# help with white dots problem in textile paper - epson b510



## Gilos (Apr 23, 2012)

hello everybody, im new here,
my name is gil, need help from you please,
i am printing in epson b510dn in textile sublimation paper i am getting a white dots in the printing, the dots its more like holes, i mean its not white ink,
also ita make black dots on the white area after the printing area.

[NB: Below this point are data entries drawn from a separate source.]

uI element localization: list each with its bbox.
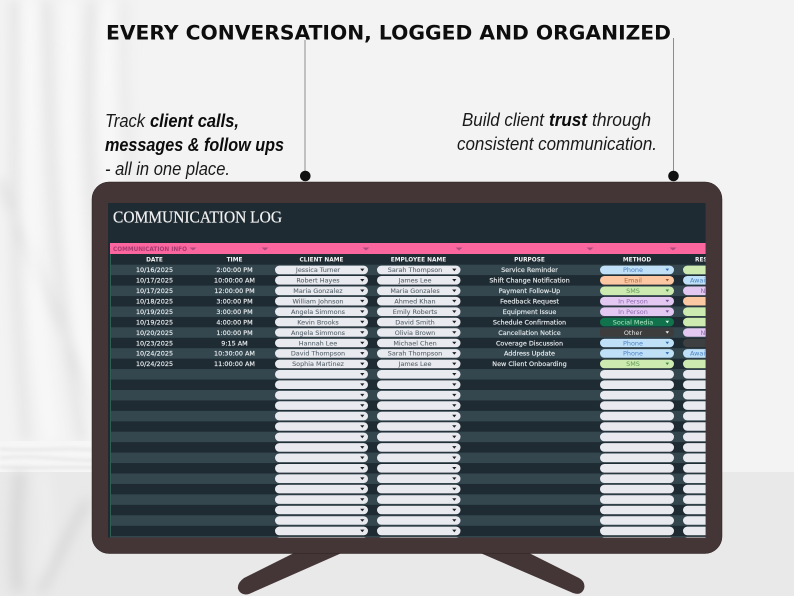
text block: track client calls: messages & follow ups xyxy=(105,135,284,155)
column headers: METHOD xyxy=(623,258,651,264)
column headers: RESULT xyxy=(695,258,719,264)
row 8: Phone xyxy=(623,339,643,347)
text block: track client calls: Track xyxy=(105,111,146,131)
row 3: Payment Follow-Up xyxy=(499,287,560,295)
column headers: TIME xyxy=(227,258,242,264)
row 7: 1:00:00 PM xyxy=(216,329,253,337)
row 1: Sarah Thompson xyxy=(388,266,442,274)
text block: build client trust: Build client xyxy=(462,110,545,130)
column headers: DATE xyxy=(146,258,163,264)
row 8 xyxy=(136,339,723,347)
row 10: SMS xyxy=(626,360,640,368)
row 6: David Smith xyxy=(395,318,435,326)
row 9: Sarah Thompson xyxy=(388,350,442,358)
row 9: David Thompson xyxy=(291,350,345,358)
monitor stand: right leg xyxy=(478,552,584,594)
pink section bar: COMMUNICATION INFO xyxy=(113,246,187,253)
row 4: Feedback Request xyxy=(500,298,559,306)
row 10 xyxy=(136,360,723,368)
row 4: 3:00:00 PM xyxy=(216,298,253,306)
row 1 xyxy=(136,266,723,274)
row 9 xyxy=(136,349,723,358)
row 3: Maria Gonzalez xyxy=(293,287,343,295)
row 2 xyxy=(136,276,723,285)
row 6: Schedule Confirmation xyxy=(493,318,566,326)
monitor frame xyxy=(92,182,722,554)
row 5: Emily Roberts xyxy=(393,308,438,316)
row 10: 11:00:00 AM xyxy=(214,360,255,368)
row 6: Kevin Brooks xyxy=(297,318,339,326)
row 4: William Johnson xyxy=(292,298,344,306)
row 5 xyxy=(136,307,723,316)
callout dot: right xyxy=(668,171,679,181)
row 6: Social Media xyxy=(613,318,653,326)
title: EVERY CONVERSATION, LOGGED AND ORGANIZED xyxy=(106,22,671,44)
text block: build client trust: consistent communication. xyxy=(457,134,657,154)
row 4: In Person xyxy=(618,298,648,306)
row 7 xyxy=(136,328,723,337)
row 10: Sophia Martinez xyxy=(292,360,345,368)
row 8: Michael Chen xyxy=(393,339,437,347)
row 5: Angela Simmons xyxy=(291,308,346,316)
blank dropdown rows xyxy=(275,370,723,546)
row 7: Other xyxy=(624,329,642,337)
row 7: Cancellation Notice xyxy=(498,329,561,337)
row 3 xyxy=(136,286,723,295)
monitor stand: left leg xyxy=(238,552,344,594)
row 8: 10/23/2025 xyxy=(136,339,173,347)
row 5: 3:00:00 PM xyxy=(216,308,253,316)
row 2: Robert Hayes xyxy=(296,277,340,285)
row 3: Maria Gonzales xyxy=(390,287,440,295)
row 4: Ahmed Khan xyxy=(394,298,436,306)
sheet title: COMMUNICATION LOG xyxy=(113,208,282,227)
row 10: New Client Onboarding xyxy=(492,360,567,368)
row 1: Phone xyxy=(623,266,643,274)
row 6: 10/19/2025 xyxy=(136,318,173,326)
row 8: Coverage Discussion xyxy=(496,339,563,347)
row 1: Jessica Turner xyxy=(295,266,340,274)
row 6 xyxy=(136,318,723,326)
row 7: Angela Simmons xyxy=(291,329,346,337)
row 2: Shift Change Notification xyxy=(489,277,570,285)
callout line: right xyxy=(672,38,674,176)
row 9: 10:30:00 AM xyxy=(214,350,255,358)
row 8: Hannah Lee xyxy=(299,339,337,347)
row 4 xyxy=(136,297,723,306)
row 5: In Person xyxy=(618,308,648,316)
row 9: Awaiting xyxy=(690,350,718,358)
spreadsheet screen xyxy=(108,203,723,546)
row 10: 10/24/2025 xyxy=(136,360,173,368)
row backgrounds xyxy=(110,254,706,538)
text block: track client calls: client calls, xyxy=(150,111,239,131)
column headers xyxy=(146,257,706,262)
column headers: EMPLOYEE NAME xyxy=(391,258,446,264)
row 3: 12:00:00 PM xyxy=(214,287,255,295)
row 7: 10/20/2025 xyxy=(136,329,173,337)
row 10: James Lee xyxy=(398,360,431,368)
text block: track client calls xyxy=(105,111,284,179)
text block: build client trust: through xyxy=(592,110,651,130)
text block: build client trust xyxy=(457,110,657,154)
row 5: Equipment Issue xyxy=(503,308,556,316)
row 7: Olivia Brown xyxy=(395,329,435,337)
row 8: 9:15 AM xyxy=(221,339,248,347)
row 2: 10/17/2025 xyxy=(136,277,173,285)
text block: build client trust: trust xyxy=(549,110,588,130)
row 9: Address Update xyxy=(504,350,555,358)
row 2: Email xyxy=(624,277,642,285)
row 2: Awaiting xyxy=(690,277,718,285)
row 3: No xyxy=(700,287,709,295)
row 2: James Lee xyxy=(398,277,431,285)
row 4: 10/18/2025 xyxy=(136,298,173,306)
callout dot: left xyxy=(300,171,311,181)
row 1: 10/16/2025 xyxy=(136,266,173,274)
text block: track client calls: - all in one place. xyxy=(105,159,230,179)
row 5: 10/19/2025 xyxy=(136,308,173,316)
row 3: 10/17/2025 xyxy=(136,287,173,295)
row 1: Service Reminder xyxy=(501,266,558,274)
row 3: SMS xyxy=(626,287,640,295)
column headers: CLIENT NAME xyxy=(300,258,344,264)
column headers: PURPOSE xyxy=(514,258,545,264)
row 2: 10:00:00 AM xyxy=(214,277,255,285)
row 7: No xyxy=(700,329,709,337)
row 1: 2:00:00 PM xyxy=(216,266,253,274)
callout line: left xyxy=(304,40,306,176)
row 6: 4:00:00 PM xyxy=(216,318,253,326)
row 9: Phone xyxy=(623,350,643,358)
pink section bar xyxy=(110,243,706,254)
row 9: 10/24/2025 xyxy=(136,350,173,358)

Uploaded with ImageShack.us

how i fix this ?


----------



## Gilos (Apr 23, 2012)

i guess i am the only one with this problem....


----------



## lostinsyr (Feb 22, 2010)

I had this exact problem just last week. I use an Epson 1100 for my sub printing. Open the cover ande take a look inside your printer - the paper path uses small wheels with teeth on it to pull the paper through. I was printing an all black design - although I didn't have the white dots you have I did after sublimating a safety vest have the black dots - and they weren't easily visible on the paper but showed on the vest after pressing it. I looked at the paper of the prints I had and actually had to use a magnifying glass to see them on the paper. I had not had this problem ever before and stopped my production and mulled it over. Here is what I discovered. The day I was making my transfers it was rainy & humid. I was making my transfers in the "fine" mode. When the printer spit out a transfer I immediately grabbed it and carefully gave it a careful look and discovered the ink was in some spots still damp. So as the paper was being fed through the path the tiny wheels were picking up the damp ink and depositing it - in the pattern that you see on your photos - on the paper. First I thought maybe the paper had absorbed moisture so I placed a sheet in my heat press and let it hover above the paper for a very short time - better but still it was leaving the pattern of black dots. I took a quick trip to the store and purchased the cheapest blow dryer they had and rigged up a mount that would hold the blow dryer above the paper as it was fed through the printer. I was hoping that the warm air blowing across the paper would dry the ink. This was successful and I was able to run off over 100 transfers without any further problems and complete the sublimation job I was working on. Yesterday was not rainy and damp and I printed some more of the same transfers and as the printer spit them out the ink was dry and I had no "dots" ruining my prints. I hope this has helped with your problem. Please let all of us know what you find and what results you have working with this problem. Don't be afraid to come back for further help!


----------



## Gilos (Apr 23, 2012)

hi friend,
first of all - thank you very much for your answer, i sorry you had to deal with this problem also, now:
you sure right that the wheels makes this marks and also my biggest problem is the black dots not the white,
when i am using the texitile paper (for poliaster texitile).
i was try to use a vent in front of the printer but its just got worst, i will try your idea for blow dryer and let you know how its went.

again ty you very much. 
and if i have mistakes in my message - im sorry, english isn't my first languge.

Gil Yaron.


----------



## lostinsyr (Feb 22, 2010)

Good luck Gil - I hope the idea works for you. Don't worry about your English - it's excellent, in fact I'm sure it is better than what I could do in your native language... Keep us informed and come back often.

Pat


----------